O maior banco dos Estados Unidos escolheu novamente o Ethereum como base para seu mais novo produto financeiro tokenizado — um fundo de mercado monetário lastreado em títulos do Tesouro americano.
O JPMorgan Chase protocolou junto à Securities and Exchange Commission (SEC) dos Estados Unidos o pedido de lançamento do JPMorgan OnChain Liquidity-Token Money Market Fund, conhecido pela sigla JLTXX. O produto é classificado como um fundo de mercado monetário tokenizado e terá como infraestrutura tecnológica a plataforma Kinexys Digital Assets, divisão de ativos digitais do próprio banco.
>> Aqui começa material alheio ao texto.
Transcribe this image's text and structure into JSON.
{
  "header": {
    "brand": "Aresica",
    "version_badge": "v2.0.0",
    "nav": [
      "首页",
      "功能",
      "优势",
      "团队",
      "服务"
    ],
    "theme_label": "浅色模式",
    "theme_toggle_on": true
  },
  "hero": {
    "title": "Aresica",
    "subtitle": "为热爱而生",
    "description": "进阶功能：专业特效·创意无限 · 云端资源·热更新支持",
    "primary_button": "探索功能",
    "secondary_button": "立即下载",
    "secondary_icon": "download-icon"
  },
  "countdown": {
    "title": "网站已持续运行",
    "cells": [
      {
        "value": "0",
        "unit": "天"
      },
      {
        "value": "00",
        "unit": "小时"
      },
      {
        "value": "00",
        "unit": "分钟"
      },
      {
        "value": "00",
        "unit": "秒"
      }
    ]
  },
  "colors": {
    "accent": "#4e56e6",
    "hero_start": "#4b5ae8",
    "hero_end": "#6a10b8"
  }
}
Segundo informações do registro apresentado à SEC, em condições normais de mercado, o fundo aplicará seus recursos exclusivamente em títulos do Tesouro dos Estados Unidos e em acordos de recompra overnight (operações compromissadas) lastreados nesses mesmos papéis. A escolha por instrumentos considerados de baixíssimo risco sinaliza um produto voltado à liquidez institucional, e não à especulação.
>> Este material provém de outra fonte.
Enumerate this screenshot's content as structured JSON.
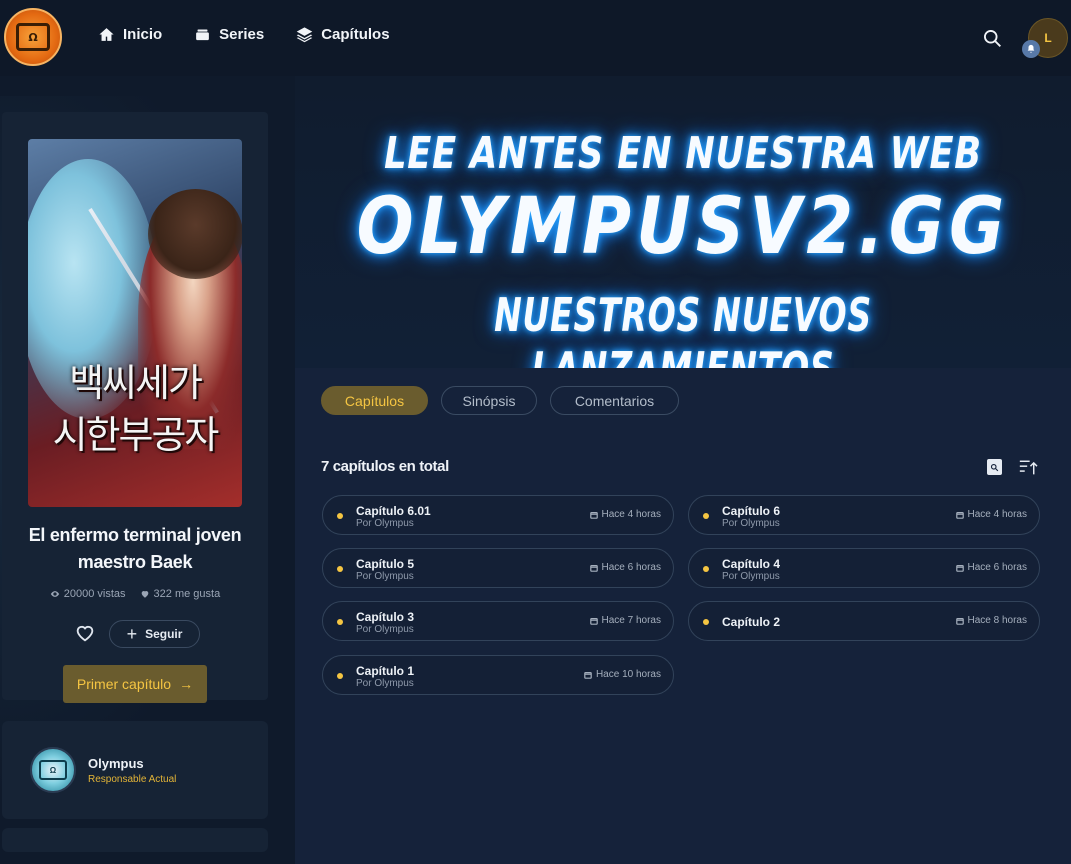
{
  "brand": {
    "logo_text": "OLYMPUS"
  },
  "nav": [
    {
      "label": "Inicio",
      "icon": "home-icon"
    },
    {
      "label": "Series",
      "icon": "layers-icon"
    },
    {
      "label": "Capítulos",
      "icon": "stack-icon"
    }
  ],
  "user": {
    "avatar_initial": "L"
  },
  "series": {
    "cover_title": "백씨세가\n시한부공자",
    "title": "El enfermo terminal joven maestro Baek",
    "views": "20000 vistas",
    "likes": "322 me gusta",
    "follow_label": "Seguir",
    "first_chapter_label": "Primer capítulo"
  },
  "group": {
    "name": "Olympus",
    "role": "Responsable Actual",
    "avatar_text": "OLYMPUS"
  },
  "banner": {
    "line1": "LEE ANTES EN NUESTRA WEB",
    "line2": "OLYMPUSV2.GG",
    "line3": "NUESTROS NUEVOS LANZAMIENTOS"
  },
  "tabs": {
    "chapters": "Capítulos",
    "synopsis": "Sinópsis",
    "comments": "Comentarios"
  },
  "chapters_total": "7 capítulos en total",
  "chapters": [
    {
      "name": "Capítulo 6.01",
      "by": "Por Olympus",
      "time": "Hace 4 horas"
    },
    {
      "name": "Capítulo 6",
      "by": "Por Olympus",
      "time": "Hace 4 horas"
    },
    {
      "name": "Capítulo 5",
      "by": "Por Olympus",
      "time": "Hace 6 horas"
    },
    {
      "name": "Capítulo 4",
      "by": "Por Olympus",
      "time": "Hace 6 horas"
    },
    {
      "name": "Capítulo 3",
      "by": "Por Olympus",
      "time": "Hace 7 horas"
    },
    {
      "name": "Capítulo 2",
      "by": "",
      "time": "Hace 8 horas"
    },
    {
      "name": "Capítulo 1",
      "by": "Por Olympus",
      "time": "Hace 10 horas"
    }
  ],
  "colors": {
    "accent": "#f5c542",
    "accent_bg": "#6a5c2e",
    "page_bg": "#0f1a2b",
    "panel_bg": "#15223a"
  }
}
A rede escolhida para hospedar o fundo foi o Ethereum — a mesma blockchain utilizada pelo JPMorgan em iniciativas anteriores de tokenização. A decisão reforça a posição do Ethereum como protocolo preferencial entre grandes instituições financeiras que buscam trazer ativos do mundo real (RWA — Real World Assets) para o ambiente on-chain.
Leia tambem: guia completo de Ethereum.
O que diferencia o JLTXX de um fundo convencional
A principal distinção do JLTXX em relação a fundos de mercado monetário tradicionais está na representação das cotas em formato de token sobre uma blockchain pública. Isso significa que a propriedade das cotas pode ser registrada, transferida e liquidada de forma programática, sem depender de intermediários de custódia convencionais.
Títulos do Tesouro dos EUA e operações compromissadas overnight — instrumentos de altíssima liquidez e baixo risco de crédito.
Rede Ethereum, operada via plataforma Kinexys Digital Assets — divisão institucional de ativos digitais do próprio JPMorgan.
Protocolo formal junto à SEC dos EUA, seguindo os ritos legais de fundos registrados — diferente de produtos não registrados do mercado cripto.
Investidores institucionais que buscam gestão de liquidez de curto prazo com os benefícios operacionais da tokenização on-chain.
Ethereum como escolha recorrente do mercado institucional
Não é a primeira vez que o JPMorgan opta pelo Ethereum para iniciativas de tokenização. A plataforma Kinexys — anteriormente chamada de Onyx — já havia utilizado redes compatíveis com o padrão EVM (Ethereum Virtual Machine) em projetos anteriores de liquidação interbancária e tokenização de ativos.
Segundo a BeInCrypto, veículo que reportou o protocolo original junto à SEC, o registro do JLTXX representa mais um passo da instituição no segmento de ativos do mundo real tokenizados, mercado que vem atraindo bancos, gestoras e fintechs globais ao longo dos últimos dois anos.
O contexto do mercado de RWA em 2025
A tokenização de ativos financeiros tradicionais — como títulos públicos, fundos de renda fixa e imóveis — é apontada por analistas como uma das tendências estruturais do setor financeiro global. O Ethereum concentra a maior parte desse volume, em função de sua liquidez, maturidade técnica e ampla adoção por desenvolvedores e auditores de segurança.
O movimento do JPMorgan ocorre em um momento em que o ambiente regulatório nos Estados Unidos começa a ganhar contornos mais definidos para produtos que combinam finanças tradicionais e tecnologia blockchain. O interesse de bancos de grande porte tende a acelerar discussões sobre padronização e interoperabilidade entre plataformas de tokenização.
📌 Nota editorial
O registro do JLTXX junto à SEC não garante aprovação imediata nem data de início de operações. O processo regulatório pode incluir pedidos de informações adicionais e prazos variáveis de análise. O KriptoHoje acompanhará os desdobramentos do caso.